Searching through the Federico Castellon, Ziegfeld and Dow Collections housed in the archives of the Gottesman Libraries, we found that a common ground between them: landscapes. There's no better time than the promise of summer to explore the nature of the landscape and how we relate these varying terrains.
“Composing a City” consists of selected pieces from the Teachers College Archive. These pieces, taken from the Dow, Ziegfeld, and Frederico Castellon collections, depict scenes of urban life. Urban populations contribute to a city’s aesthetic and identity by providing an eclectic combination of elements based on social, cultural, political, and economic needs. Although the elements that outline identity of a city may change, the need for organization or balance makes its landscape a composition, a concept that was spread by the former head of Teachers College art department, Arthur Dow. Dow published the influential book “Composition” in 1899, stressing harmonization by manipulating line, color, and tonal relationships within a composition. The book was not only used by Teachers College students at the turn of the 20th century, but across the nation due to the widespread influence of Teachers College, especially among American modernist painters.
City identities are often represented by their landscapes. Consider the iconic skylines of New York City, Chicago, or San Francisco, where each landscape contains different arrangements of line, color, and tonal representation that reflect their unique identities. Harmony within a city is represented in these compositions of landscapes, but there is more to be seen between the lines. According to Dow’s theory on composition, harmony is achieved in composition when it is counterbalanced by disharmonies. Cultural disharmonies such as low socioeconomic status can bring negative outcomes including overcrowding, lack of resources, and high mortality rates. This exhibit explores the balances, identities and relationships between landscapes and the life within.

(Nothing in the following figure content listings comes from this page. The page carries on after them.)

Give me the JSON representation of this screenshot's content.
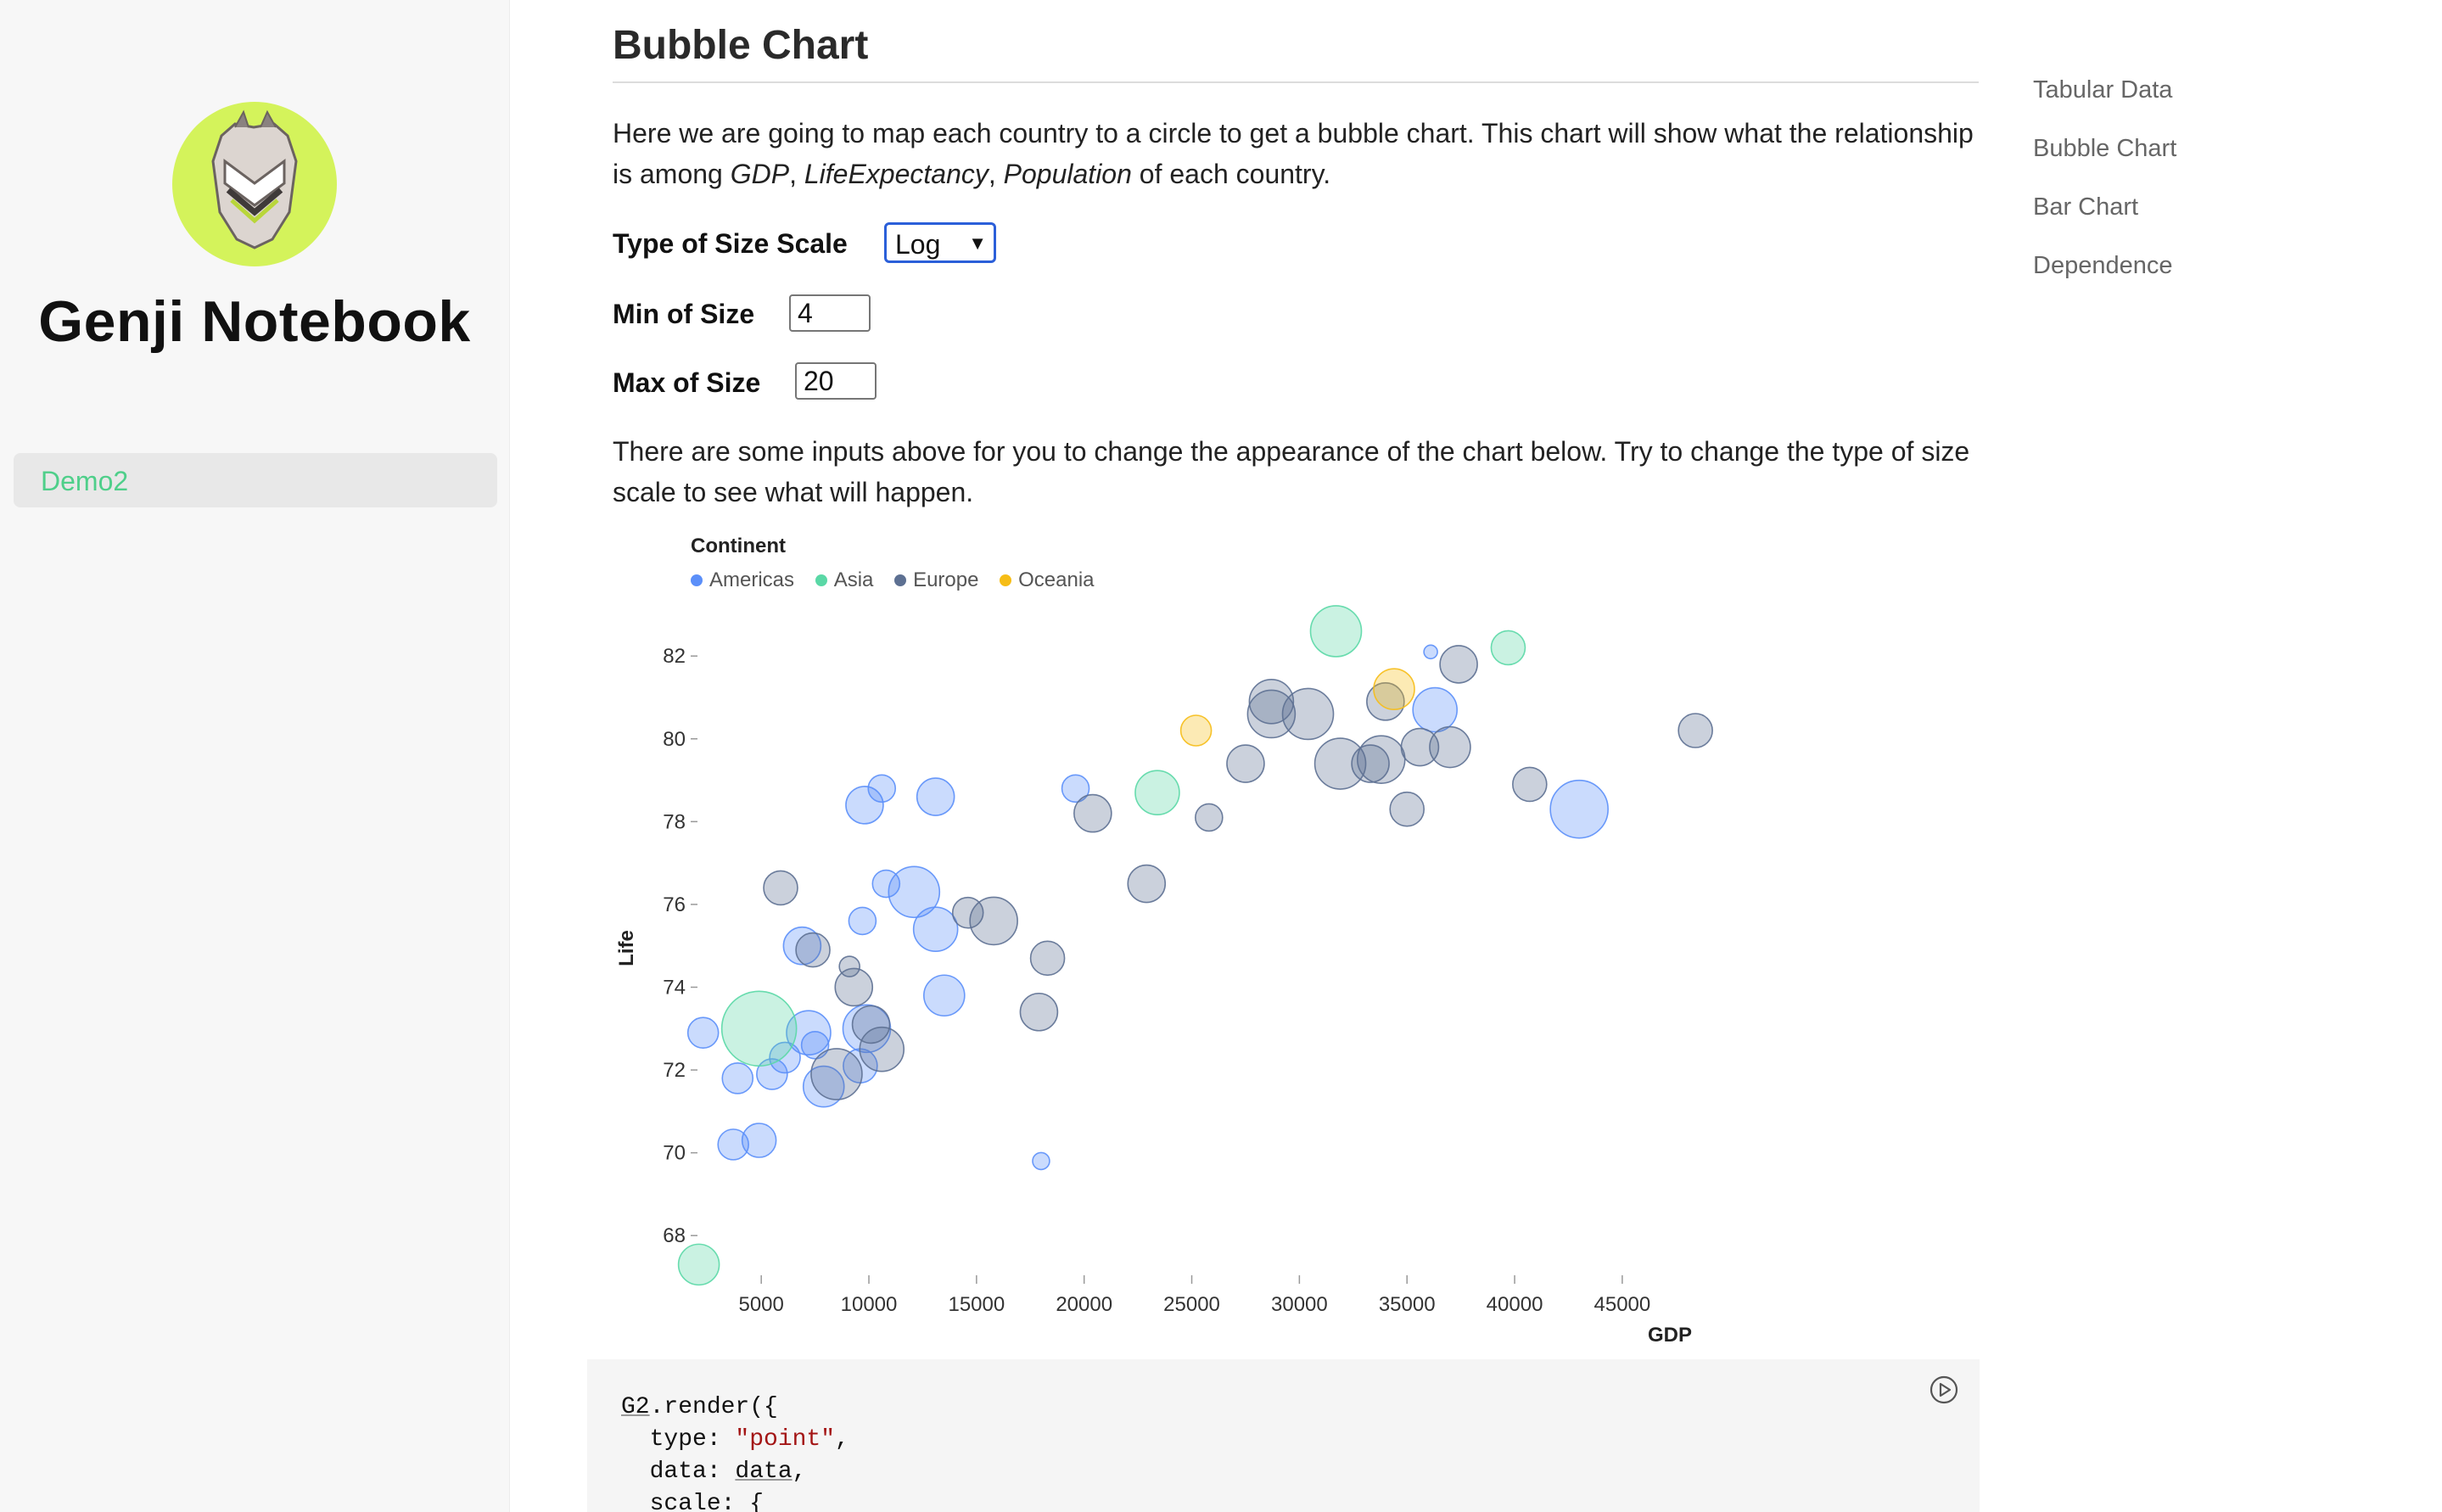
{
  "sidebar": {
    "brand": "Genji Notebook",
    "nav": [
      {
        "label": "Demo2",
        "active": true
      }
    ]
  },
  "main": {
    "title": "Bubble Chart",
    "intro": {
      "before": "Here we are going to map each country to a circle to get a bubble chart. This chart will show what the relationship is among ",
      "term1": "GDP",
      "sep1": ", ",
      "term2": "LifeExpectancy",
      "sep2": ", ",
      "term3": "Population",
      "after": " of each country."
    },
    "controls": {
      "scale_label": "Type of Size Scale",
      "scale_value": "Log",
      "min_label": "Min of Size",
      "min_value": "4",
      "max_label": "Max of Size",
      "max_value": "20"
    },
    "note": "There are some inputs above for you to change the appearance of the chart below. Try to change the type of size scale to see what will happen."
  },
  "chart_data": {
    "type": "scatter",
    "title": "",
    "xlabel": "GDP",
    "ylabel": "Life",
    "xlim": [
      1800,
      48000
    ],
    "ylim": [
      67,
      83.5
    ],
    "x_ticks": [
      5000,
      10000,
      15000,
      20000,
      25000,
      30000,
      35000,
      40000,
      45000
    ],
    "y_ticks": [
      68,
      70,
      72,
      74,
      76,
      78,
      80,
      82
    ],
    "size_scale": "log",
    "legend_title": "Continent",
    "legend_position": "top-left",
    "series": [
      {
        "name": "Americas",
        "color": "#5b8ff9",
        "points": [
          [
            6900,
            75
          ],
          [
            2300,
            72.9
          ],
          [
            4900,
            70.3
          ],
          [
            3700,
            70.2
          ],
          [
            7200,
            72.9
          ],
          [
            9900,
            73
          ],
          [
            9600,
            72.1
          ],
          [
            12100,
            76.3
          ],
          [
            13100,
            75.4
          ],
          [
            9800,
            78.4
          ],
          [
            10600,
            78.8
          ],
          [
            13100,
            78.6
          ],
          [
            10800,
            76.5
          ],
          [
            9700,
            75.6
          ],
          [
            13500,
            73.8
          ],
          [
            7500,
            72.6
          ],
          [
            6100,
            72.3
          ],
          [
            3900,
            71.8
          ],
          [
            5500,
            71.9
          ],
          [
            7900,
            71.6
          ],
          [
            18000,
            69.8
          ],
          [
            19600,
            78.8
          ],
          [
            36300,
            80.7
          ],
          [
            43000,
            78.3
          ],
          [
            36100,
            82.1
          ]
        ],
        "sizes": [
          22,
          18,
          20,
          18,
          26,
          28,
          20,
          30,
          26,
          22,
          16,
          22,
          16,
          16,
          24,
          16,
          18,
          18,
          18,
          24,
          10,
          16,
          26,
          34,
          8
        ]
      },
      {
        "name": "Asia",
        "color": "#5ad8a6",
        "points": [
          [
            31700,
            82.6
          ],
          [
            39700,
            82.2
          ],
          [
            23400,
            78.7
          ],
          [
            4900,
            73
          ],
          [
            2100,
            67.3
          ]
        ],
        "sizes": [
          30,
          20,
          26,
          44,
          24
        ]
      },
      {
        "name": "Europe",
        "color": "#5d7092",
        "points": [
          [
            5900,
            76.4
          ],
          [
            7400,
            74.9
          ],
          [
            9300,
            74
          ],
          [
            10100,
            73.1
          ],
          [
            10600,
            72.5
          ],
          [
            9100,
            74.5
          ],
          [
            8500,
            71.9
          ],
          [
            14600,
            75.8
          ],
          [
            15800,
            75.6
          ],
          [
            18300,
            74.7
          ],
          [
            20400,
            78.2
          ],
          [
            17900,
            73.4
          ],
          [
            22900,
            76.5
          ],
          [
            25800,
            78.1
          ],
          [
            27500,
            79.4
          ],
          [
            28700,
            80.9
          ],
          [
            28700,
            80.6
          ],
          [
            30400,
            80.6
          ],
          [
            31900,
            79.4
          ],
          [
            33300,
            79.4
          ],
          [
            33800,
            79.5
          ],
          [
            34000,
            80.9
          ],
          [
            35600,
            79.8
          ],
          [
            37000,
            79.8
          ],
          [
            35000,
            78.3
          ],
          [
            37400,
            81.8
          ],
          [
            40700,
            78.9
          ],
          [
            48400,
            80.2
          ]
        ],
        "sizes": [
          20,
          20,
          22,
          22,
          26,
          12,
          30,
          18,
          28,
          20,
          22,
          22,
          22,
          16,
          22,
          26,
          28,
          30,
          30,
          22,
          28,
          22,
          22,
          24,
          20,
          22,
          20,
          20
        ]
      },
      {
        "name": "Oceania",
        "color": "#f6bd16",
        "points": [
          [
            25200,
            80.2
          ],
          [
            34400,
            81.2
          ]
        ],
        "sizes": [
          18,
          24
        ]
      }
    ]
  },
  "code": {
    "lines": [
      "G2.render({",
      "  type: \"point\",",
      "  data: data,",
      "  scale: {"
    ]
  },
  "toc": {
    "items": [
      "Tabular Data",
      "Bubble Chart",
      "Bar Chart",
      "Dependence"
    ]
  },
  "colors": {
    "accent": "#4fcf8a",
    "select_border": "#2b5fd9",
    "avatar_bg": "#d4f35b"
  }
}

When looking at the different artworks, think about how each artist organized and balanced certain elements to compose a landscape. Which pieces provide a sense of harmony or balance to your lifestyle and personality? What’s your landscape?
Outcome/Impact
The observation of impact is ongoing but while installing, and after, people have stopped to digest the images and ask questions about the work. In addition to people’s interest, the collaborative effort of others engaging may provoke those less likely to engage to contribute too. It seems that it makes someone's trip to the third-floor bathrooms a quest to operationalize harmony for themselves. And that short quest may inform them of what type of space, or artistic style, is conducive to maintaining harmony within the physical and metaphorical layers of a city.